Ciudad de México.- El escándalo político en Baja California tomó un nuevo e inesperado giro internacional. Nuevas grabaciones telefónicas reveladas por el periodista Héctor de Mauleón muestran que la gobernadora Marina del Pilar Ávila aceptó y coordinó la logística para sostener una reunión secreta en Panamá con supuestos intermediarios del Buró Federal de Investigaciones y del Departamento de Seguridad Nacional de Estados Unidos.
De acuerdo con el material sonoro expuesto, la propuesta de trasladar el encuentro a Centroamérica provino de las propias agencias norteamericanas. En los diálogos se escucha a un interlocutor explicarle a la mandataria que la primera cita ya estaba autorizada para finales de agosto y que se determinó realizarla en Panamá por considerarlo un sitio estratégico y un territorio neutral. El argumento principal era evitar que el encuentro ocurriera en suelo mexicano o estadounidense para impedir filtraciones a los medios de comunicación o riesgos logísticos.

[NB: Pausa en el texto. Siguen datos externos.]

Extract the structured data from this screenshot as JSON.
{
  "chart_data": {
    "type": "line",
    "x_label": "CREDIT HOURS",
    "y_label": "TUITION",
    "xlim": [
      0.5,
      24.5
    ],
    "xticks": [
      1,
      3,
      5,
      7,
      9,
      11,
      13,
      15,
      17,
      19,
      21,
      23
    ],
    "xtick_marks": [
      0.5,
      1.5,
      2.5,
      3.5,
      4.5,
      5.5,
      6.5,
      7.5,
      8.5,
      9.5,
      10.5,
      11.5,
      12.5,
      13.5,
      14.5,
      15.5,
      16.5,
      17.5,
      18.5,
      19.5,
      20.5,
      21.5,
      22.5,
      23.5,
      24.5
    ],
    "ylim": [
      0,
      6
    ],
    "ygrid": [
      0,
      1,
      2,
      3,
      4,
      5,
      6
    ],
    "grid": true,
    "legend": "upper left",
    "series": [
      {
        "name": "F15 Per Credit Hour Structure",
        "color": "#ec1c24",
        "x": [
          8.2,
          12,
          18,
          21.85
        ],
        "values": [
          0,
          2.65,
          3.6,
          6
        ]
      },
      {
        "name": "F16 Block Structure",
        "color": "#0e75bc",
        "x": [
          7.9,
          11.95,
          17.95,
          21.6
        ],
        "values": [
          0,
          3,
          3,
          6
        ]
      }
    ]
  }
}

Con esta última entrega ya suman cuatro los audios que se han hecho públicos sobre el caso. Las grabaciones previas habían exhibido momentos donde la gobernadora se mostraba alarmada ante la posibilidad de enfrentar un proceso de extradición y manifestaba su disposición a compartir datos recopilados en las mesas de seguridad del estado a cambio de frenar posibles cargos penales y solucionar el retiro de su visa de no inmigrante.
La nueva evidencia detalla que el propósito de la cita en Panamá era confrontar la información ofrecida por Ávila con los reportes de inteligencia que ya poseen las autoridades estadounidenses. A pesar de que en las conversaciones la gobernadora pide que los acuerdos se canalicen primero a través de su abogado penalista en Miami, hasta el momento las agencias de Estados Unidos no han confirmado de manera oficial la validez de dicho encuentro en el extranjero.